This repository contains the component that extracts privacy-statement tuples from policy sentences of PurPliance.
Download NER model en_core_web_lg.high_f1_data_org.model.tar.xz
and extract the file to src/oppnlp/analyze/pded/models/:
src/oppnlp/analyze/pded/models $ tar -xvf en_core_web_lg.high_f1_data_org.model.tar.xzTo run the code, use a virtual environment and run the test as follows:
# Create new conda python environment.
conda create -n purpliance_oss python=3.8
conda activate purpliance_oss
# Install the current package.
pip install -e .
pip install -r requirements.txt
# Test: Extract privacy statements from each file in test/policies and output
# as json files in test/policies/stmt.
bash test/test.sh
# Extract privacy statements from each file in the $INPUT_DIR
# json files in $INPUT_DIR/stmt.
# INPUT_DIR contains plain sentencized text files *.txt to be analyzed.

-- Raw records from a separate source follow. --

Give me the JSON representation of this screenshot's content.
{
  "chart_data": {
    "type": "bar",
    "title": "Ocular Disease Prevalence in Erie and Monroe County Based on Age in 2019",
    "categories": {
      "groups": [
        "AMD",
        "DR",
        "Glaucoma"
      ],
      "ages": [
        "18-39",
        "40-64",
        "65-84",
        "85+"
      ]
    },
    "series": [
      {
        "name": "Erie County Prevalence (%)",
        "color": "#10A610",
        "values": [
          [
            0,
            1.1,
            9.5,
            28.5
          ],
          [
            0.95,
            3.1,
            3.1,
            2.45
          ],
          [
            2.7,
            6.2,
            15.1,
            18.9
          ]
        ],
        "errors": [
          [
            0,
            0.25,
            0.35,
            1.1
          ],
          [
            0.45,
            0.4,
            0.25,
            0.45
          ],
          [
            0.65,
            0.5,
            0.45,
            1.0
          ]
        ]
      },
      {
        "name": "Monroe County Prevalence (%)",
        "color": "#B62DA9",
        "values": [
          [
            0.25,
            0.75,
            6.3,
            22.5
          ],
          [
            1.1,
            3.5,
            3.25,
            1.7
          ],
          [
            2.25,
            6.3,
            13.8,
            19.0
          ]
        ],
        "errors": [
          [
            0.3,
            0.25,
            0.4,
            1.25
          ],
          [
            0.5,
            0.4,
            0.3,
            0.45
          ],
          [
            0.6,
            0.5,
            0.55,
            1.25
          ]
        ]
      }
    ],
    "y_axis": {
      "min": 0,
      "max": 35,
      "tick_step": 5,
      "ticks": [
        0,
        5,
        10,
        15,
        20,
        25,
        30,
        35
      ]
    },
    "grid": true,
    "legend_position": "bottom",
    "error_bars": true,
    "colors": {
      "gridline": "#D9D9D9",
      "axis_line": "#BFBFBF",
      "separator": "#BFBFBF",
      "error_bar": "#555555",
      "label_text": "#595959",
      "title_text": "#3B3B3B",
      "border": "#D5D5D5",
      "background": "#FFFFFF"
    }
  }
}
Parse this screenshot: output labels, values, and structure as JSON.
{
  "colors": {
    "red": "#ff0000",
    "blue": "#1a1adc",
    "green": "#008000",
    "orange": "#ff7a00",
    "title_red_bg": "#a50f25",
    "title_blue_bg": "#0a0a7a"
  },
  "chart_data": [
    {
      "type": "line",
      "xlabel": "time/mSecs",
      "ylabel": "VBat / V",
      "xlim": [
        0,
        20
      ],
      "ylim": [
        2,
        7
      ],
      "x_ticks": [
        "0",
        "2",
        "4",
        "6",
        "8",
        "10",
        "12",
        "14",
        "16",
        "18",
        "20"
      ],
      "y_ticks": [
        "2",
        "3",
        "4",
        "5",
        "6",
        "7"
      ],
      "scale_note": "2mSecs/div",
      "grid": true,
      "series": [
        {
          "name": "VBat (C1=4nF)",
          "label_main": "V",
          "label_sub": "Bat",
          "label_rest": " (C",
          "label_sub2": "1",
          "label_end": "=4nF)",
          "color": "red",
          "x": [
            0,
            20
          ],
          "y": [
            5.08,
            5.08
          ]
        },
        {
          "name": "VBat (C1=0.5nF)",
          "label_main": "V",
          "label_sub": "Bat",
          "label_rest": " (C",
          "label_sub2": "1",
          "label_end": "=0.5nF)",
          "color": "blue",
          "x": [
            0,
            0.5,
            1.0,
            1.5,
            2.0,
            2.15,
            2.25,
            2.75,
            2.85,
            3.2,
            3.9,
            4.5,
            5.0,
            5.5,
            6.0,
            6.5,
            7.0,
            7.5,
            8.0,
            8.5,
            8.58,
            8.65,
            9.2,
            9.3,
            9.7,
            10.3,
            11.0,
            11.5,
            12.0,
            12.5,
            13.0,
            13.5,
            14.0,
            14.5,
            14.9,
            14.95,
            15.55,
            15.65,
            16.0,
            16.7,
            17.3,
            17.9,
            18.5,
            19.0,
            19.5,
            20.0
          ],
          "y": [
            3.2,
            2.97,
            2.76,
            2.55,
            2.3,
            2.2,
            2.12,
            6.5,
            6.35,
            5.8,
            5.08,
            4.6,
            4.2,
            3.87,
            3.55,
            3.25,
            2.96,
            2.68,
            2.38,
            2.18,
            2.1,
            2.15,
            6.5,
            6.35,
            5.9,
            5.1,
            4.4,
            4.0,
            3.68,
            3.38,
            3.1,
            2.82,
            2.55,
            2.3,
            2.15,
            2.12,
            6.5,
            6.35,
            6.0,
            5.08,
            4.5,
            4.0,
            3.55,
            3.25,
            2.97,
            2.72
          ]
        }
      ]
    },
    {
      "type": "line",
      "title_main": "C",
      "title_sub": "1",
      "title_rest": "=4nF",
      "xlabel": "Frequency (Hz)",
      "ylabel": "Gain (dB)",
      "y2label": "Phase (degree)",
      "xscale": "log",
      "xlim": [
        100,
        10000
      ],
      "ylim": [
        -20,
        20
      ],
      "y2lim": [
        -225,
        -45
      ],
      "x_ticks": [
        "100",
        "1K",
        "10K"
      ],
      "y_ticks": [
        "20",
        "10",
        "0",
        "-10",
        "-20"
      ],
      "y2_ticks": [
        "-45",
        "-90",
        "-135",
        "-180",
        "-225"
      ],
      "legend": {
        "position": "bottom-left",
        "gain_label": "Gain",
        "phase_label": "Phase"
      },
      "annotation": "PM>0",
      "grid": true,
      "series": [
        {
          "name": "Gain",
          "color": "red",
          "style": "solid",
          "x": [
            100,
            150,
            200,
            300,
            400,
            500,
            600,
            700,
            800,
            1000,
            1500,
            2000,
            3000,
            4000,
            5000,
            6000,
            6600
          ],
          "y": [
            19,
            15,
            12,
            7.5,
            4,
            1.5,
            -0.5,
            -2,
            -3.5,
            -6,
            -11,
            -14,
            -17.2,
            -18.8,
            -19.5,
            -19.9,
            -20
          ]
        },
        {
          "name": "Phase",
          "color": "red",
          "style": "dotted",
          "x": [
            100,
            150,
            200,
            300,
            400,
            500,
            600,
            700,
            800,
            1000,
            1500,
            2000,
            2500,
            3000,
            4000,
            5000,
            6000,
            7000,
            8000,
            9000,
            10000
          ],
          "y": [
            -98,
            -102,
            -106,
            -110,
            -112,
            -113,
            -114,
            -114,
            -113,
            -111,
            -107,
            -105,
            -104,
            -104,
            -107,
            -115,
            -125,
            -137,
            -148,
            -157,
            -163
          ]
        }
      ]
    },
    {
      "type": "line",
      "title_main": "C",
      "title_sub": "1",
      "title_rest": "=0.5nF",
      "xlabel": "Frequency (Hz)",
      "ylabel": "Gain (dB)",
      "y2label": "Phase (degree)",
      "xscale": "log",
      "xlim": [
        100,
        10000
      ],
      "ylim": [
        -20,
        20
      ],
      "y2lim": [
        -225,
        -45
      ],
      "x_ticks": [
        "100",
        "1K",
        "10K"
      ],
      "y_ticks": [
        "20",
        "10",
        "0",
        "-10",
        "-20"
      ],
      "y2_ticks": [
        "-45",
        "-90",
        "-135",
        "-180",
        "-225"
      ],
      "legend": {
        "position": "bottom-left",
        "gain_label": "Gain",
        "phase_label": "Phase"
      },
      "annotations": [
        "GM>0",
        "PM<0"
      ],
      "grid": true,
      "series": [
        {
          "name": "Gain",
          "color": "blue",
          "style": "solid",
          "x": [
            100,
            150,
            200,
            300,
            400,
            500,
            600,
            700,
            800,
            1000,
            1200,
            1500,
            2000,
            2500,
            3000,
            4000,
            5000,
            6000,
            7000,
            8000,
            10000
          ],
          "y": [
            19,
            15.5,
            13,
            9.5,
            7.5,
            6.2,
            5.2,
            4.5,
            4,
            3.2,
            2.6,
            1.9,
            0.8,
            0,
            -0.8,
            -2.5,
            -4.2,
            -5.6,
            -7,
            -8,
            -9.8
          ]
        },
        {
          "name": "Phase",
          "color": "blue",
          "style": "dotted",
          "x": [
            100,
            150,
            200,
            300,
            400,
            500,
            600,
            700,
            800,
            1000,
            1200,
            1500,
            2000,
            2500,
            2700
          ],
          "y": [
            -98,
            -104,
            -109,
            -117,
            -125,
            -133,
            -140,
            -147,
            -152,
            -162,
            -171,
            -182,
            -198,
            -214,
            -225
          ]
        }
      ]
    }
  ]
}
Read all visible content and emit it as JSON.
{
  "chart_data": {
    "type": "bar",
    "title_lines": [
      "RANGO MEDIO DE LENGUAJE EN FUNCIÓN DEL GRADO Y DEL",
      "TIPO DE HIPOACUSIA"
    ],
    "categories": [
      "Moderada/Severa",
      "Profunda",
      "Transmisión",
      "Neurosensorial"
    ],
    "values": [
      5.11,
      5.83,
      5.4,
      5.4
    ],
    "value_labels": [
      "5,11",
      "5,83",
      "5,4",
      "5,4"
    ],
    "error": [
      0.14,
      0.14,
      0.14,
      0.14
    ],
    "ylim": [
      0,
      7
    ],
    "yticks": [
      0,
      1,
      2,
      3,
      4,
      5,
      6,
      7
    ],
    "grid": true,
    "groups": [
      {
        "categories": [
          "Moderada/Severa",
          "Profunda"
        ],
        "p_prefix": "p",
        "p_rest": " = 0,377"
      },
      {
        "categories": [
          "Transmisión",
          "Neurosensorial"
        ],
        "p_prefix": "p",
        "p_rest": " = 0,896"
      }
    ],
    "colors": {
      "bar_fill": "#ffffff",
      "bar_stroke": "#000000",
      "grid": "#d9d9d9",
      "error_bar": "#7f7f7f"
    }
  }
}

# Each non-blank line in the file should contain one and only 1 sentence.
python src/runner/analyze/priv_stmt/run_priv_stmt_extractor.py $INPUT_DIRThe code was tested on Ubuntu 18.04 and MacOS 12.6.
PurPliance is licensed under the BSD-3-Clause License (See LICENSE.txt).
This repo uses code from PolicyLint/PoliCheck repository.